(Montréal) Les Québécois sont beaucoup moins susceptibles que le reste des Canadiens d’avoir appris l’histoire de l’Holocauste à l’école, d’avoir lu un livre sur ce génocide perpétré durant la Seconde Guerre mondiale ou même d’avoir été en contact avec une personne juive, révèle un nouveau sondage.

Les résultats de ce sondage de la firme Léger ont été dévoilés alors que les actes d’antisémitisme sont en hausse à travers le pays et que des universitaires québécois préparent un guide pédagogique pour aider les enseignants de la province à aborder le sujet des génocides en classe.

Plus de 53 % des Québécois sondés ont déclaré que le massacre d’environ six millions de Juifs européens par les nazis ne leur avait pas été enseigné à l’école, comparativement à environ 35 % de l’ensemble des Canadiens.

Plus de 61 % des Québécois ont dit n’avoir jamais lu un seul livre sur l’Holocauste, par rapport à la moyenne de 41 % des répondants canadiens. Et 36 % des Québécois interrogés ont déclaré qu’ils n’avaient jamais été en contact avec une personne juive, contre une moyenne canadienne de 18 %.

La firme Léger a sondé un total de 1560 Canadiens, dont 418 Québécois, âgés de 18 ans et plus, entre les 7 et 11 juin dernier, dans le cadre d’un sondage demandé par le président de l’Association d’études canadiennes, Jack Jedwab.

En entrevue avec La Presse canadienne, samedi, l’historien dit avoir été étonné par cet écart considérable entre le Québec et le reste du pays.

La professeure en sciences de l’éducation à l’Université du Québec à Trois-Rivières Sivane Hirsch se dit pour sa part peu surprise par les résultats.
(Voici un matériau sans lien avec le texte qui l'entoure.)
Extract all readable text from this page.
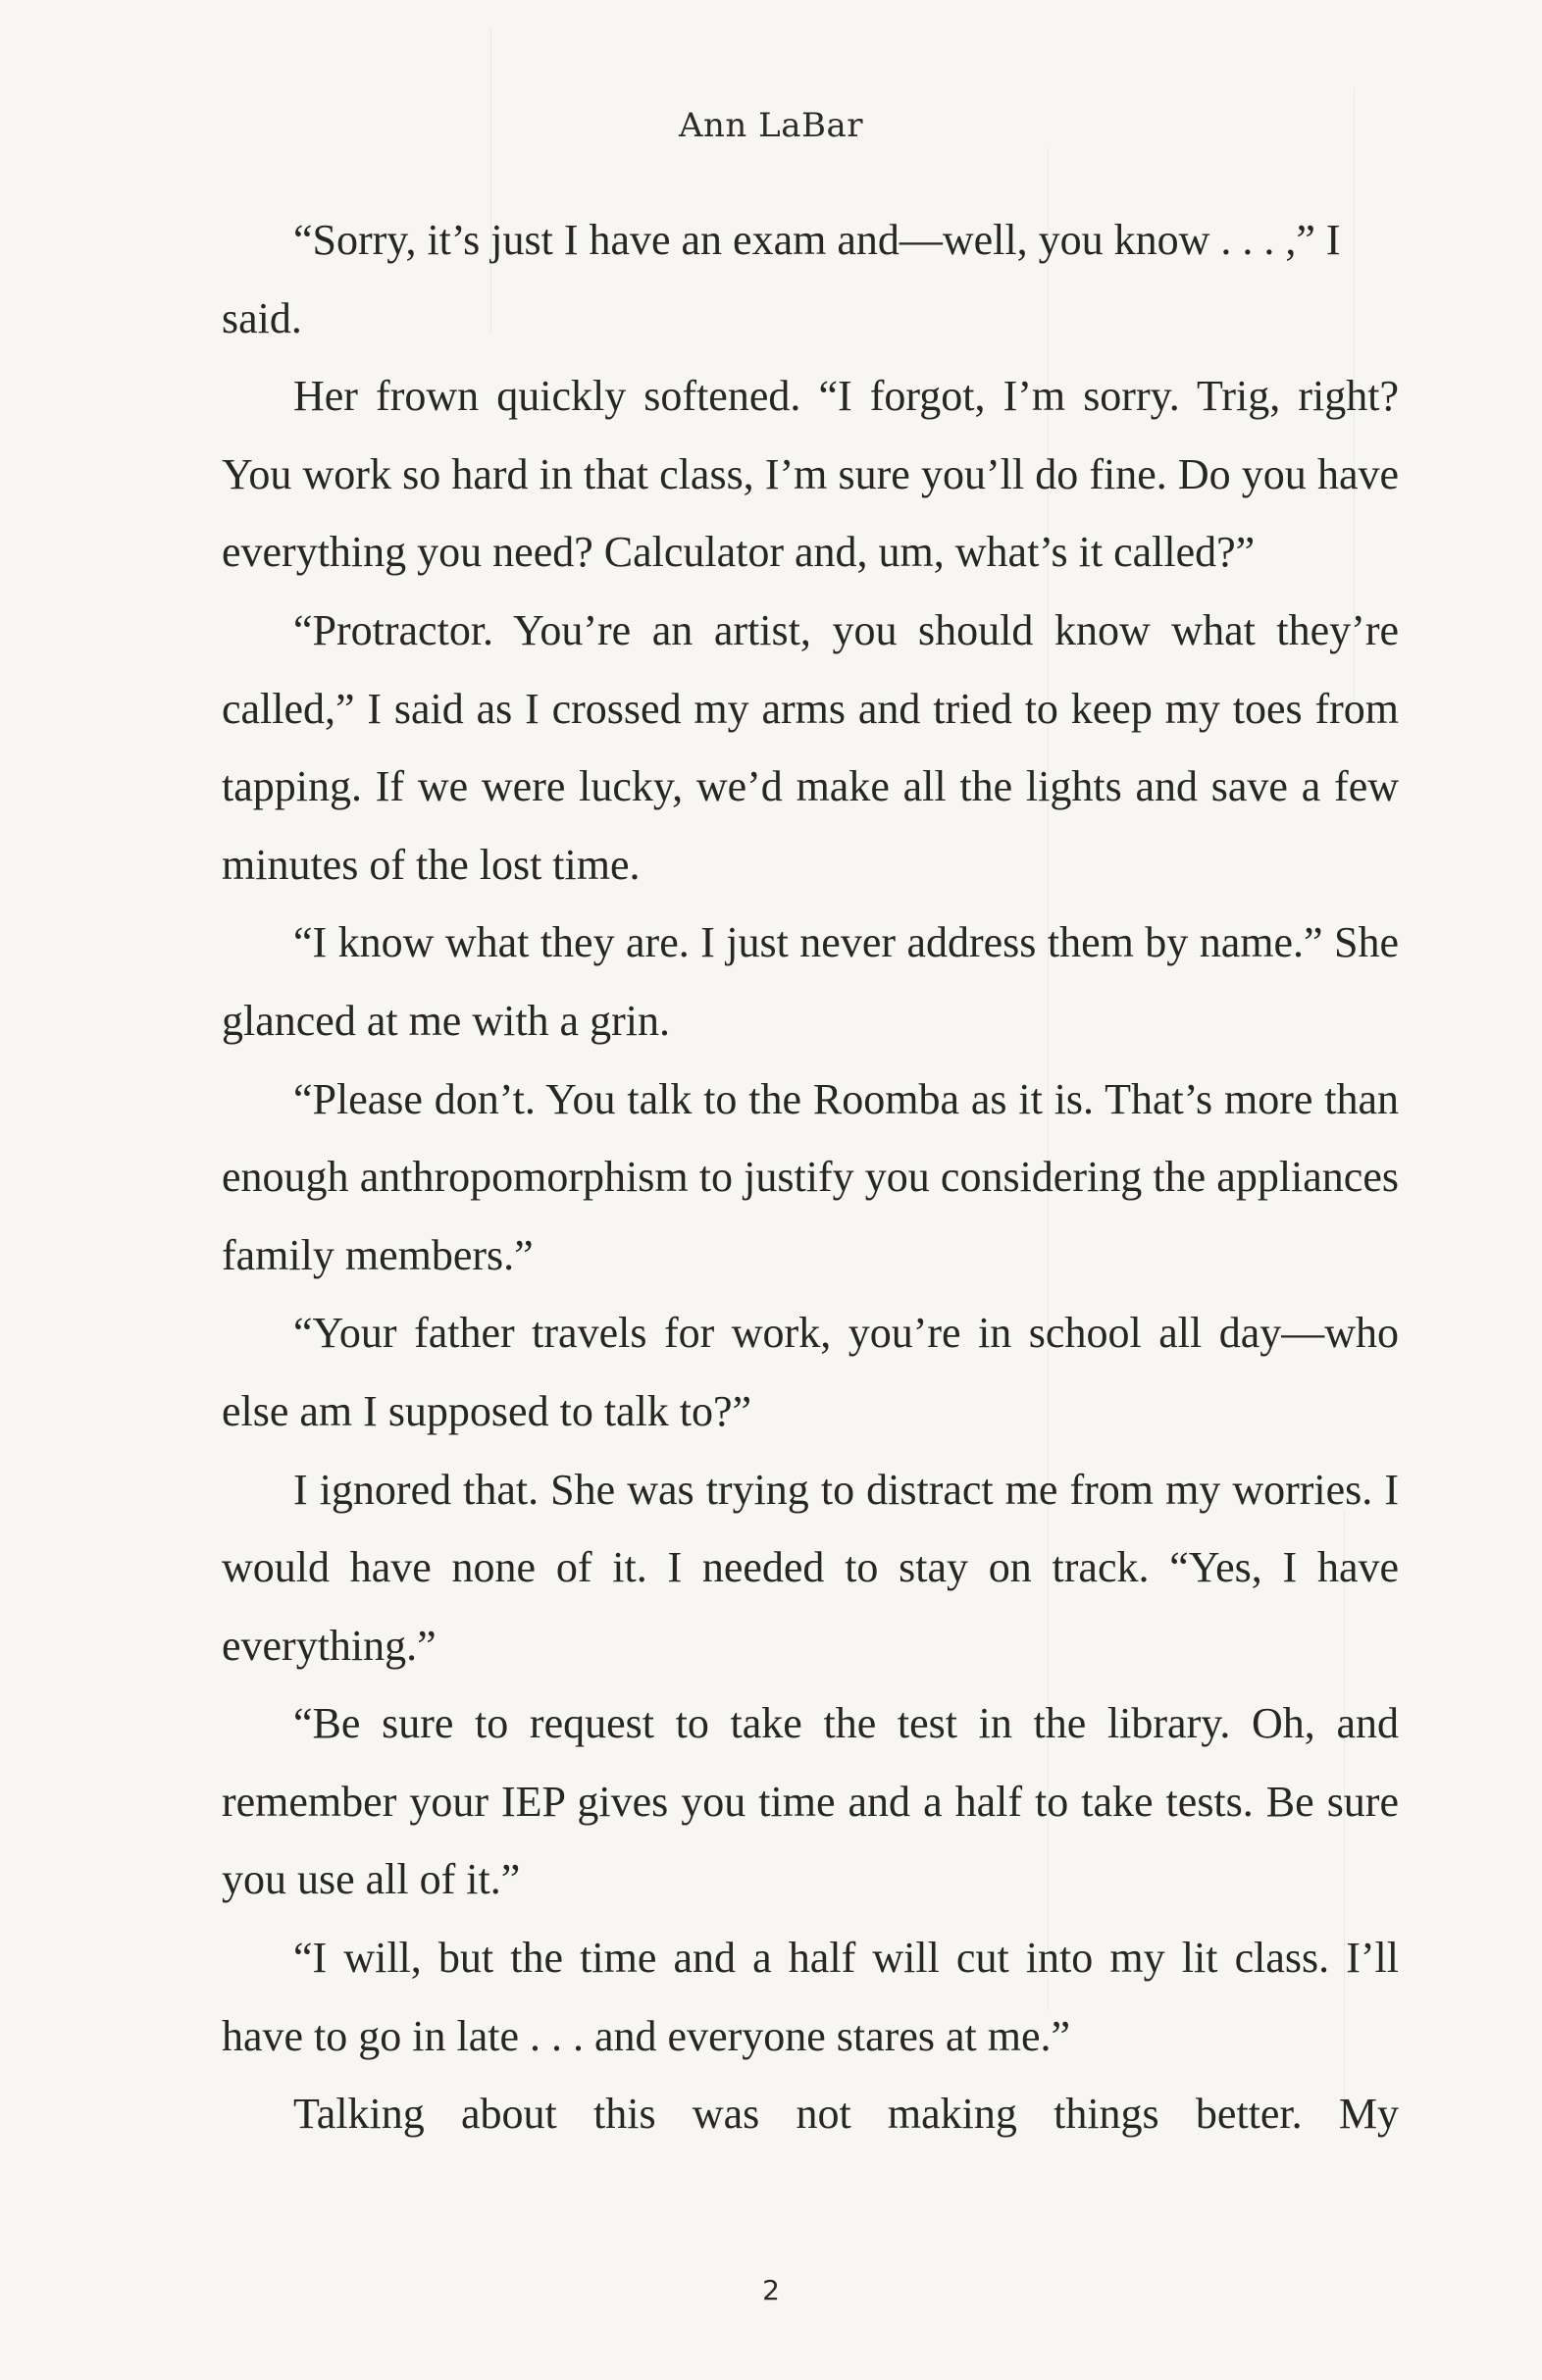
Ann LaBar

“Sorry, it’s just I have an exam and—well, you know . . . ,” I said.

Her frown quickly softened. “I forgot, I’m sorry. Trig, right? You work so hard in that class, I’m sure you’ll do fine. Do you have everything you need? Calculator and, um, what’s it called?”

“Protractor. You’re an artist, you should know what they’re called,” I said as I crossed my arms and tried to keep my toes from tapping. If we were lucky, we’d make all the lights and save a few minutes of the lost time.

“I know what they are. I just never address them by name.” She glanced at me with a grin.

“Please don’t. You talk to the Roomba as it is. That’s more than enough anthropomorphism to justify you considering the appliances family members.”

“Your father travels for work, you’re in school all day—who else am I supposed to talk to?”

I ignored that. She was trying to distract me from my worries. I would have none of it. I needed to stay on track. “Yes, I have everything.”

“Be sure to request to take the test in the library. Oh, and remember your IEP gives you time and a half to take tests. Be sure you use all of it.”

“I will, but the time and a half will cut into my lit class. I’ll have to go in late . . . and everyone stares at me.”

Talking about this was not making things better. My

2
Ses recherches sur l’enseignement de l’Holocauste dans la province lui ont permis de constater que les enseignants hésitaient à approfondir cette matière puisqu’elle leur semble complexe, délicate et peu susceptible d’intéresser les jeunes.

Le nombre de Québécois prétendant n’avoir jamais rencontré une personne juive est à son avis « normal », puisque la communauté juive de la province est surtout anglophone et concentrée à Montréal.

Près de la moitié des jeunes de cette communauté vont à l’école juive, a-t-elle également souligné.

Outre les Québécois, les répondants les moins susceptibles de s’être vu enseigner l’Holocauste provenaient de l’Ontario et des provinces de l’Atlantique. Seulement 31 % d’entre eux ont dit s’être familiarisés avec ce chapitre sombre de l’histoire sur les bancs d’école.

En avant-dernière position devant les Québécois, environ 38 % des répondants du Manitoba et de la Saskatchewan — qui ont été sondés ensemble — ont dit n’avoir jamais lu un ouvrage traitant de l’Holocauste.

Les Ontariens étaient pour leur part les plus nombreux à connaître une personne juive, avec seulement 12 % d’entre eux affirmant n’avoir jamais été en contact avec un membre de cette communauté.

L’éducation à la tolérance

Selon Jack Jedwab, les résultats de ce sondage devraient sonner l’alarme pour le ministre de l’Éducation du Québec, puisque le fait d’en apprendre davantage sur le génocide juif renforce selon lui la tolérance et habilite à lutter contre la discrimination.

Selon l’organisation juive B’nai Brith Canada, le nombre d’incidents antisémites signalés au Québec a bondi de 50 % l’an dernier, passant de 474 cas rapportés en 2017 à 709 cas en 2018.

Sur la même période, le nombre d’incidents à caractère haineux envers les Juifs a progressé d’environ 17 % à l’échelle du Canada, pour s’établir à 2041 cas.

Le seuil des 2000 incidents annuels a ainsi été franchi pour la première fois depuis 1982. B’nai Brith Canada relève que l’an dernier été caractérisé par une augmentation significative de ce type d’incidents antisémites partout dans le monde.

En réponse à ce phénomène, la Fondation pour l’étude des génocides s’est associée au gouvernement du Québec pour mieux outiller les enseignants du secondaire.

Sivane Hirsch est l’une des deux universitaires derrière le guide pédagogique qui sera rendu disponible dès cet automne au personnel enseignant de quelques écoles.

En avril dernier, la directrice de la Fondation, Heidi Berger, avait déclaré à La Presse canadienne que son objectif était de diffuser ce guide dans toutes les écoles secondaires publiques et privées de la province d’ici 2020.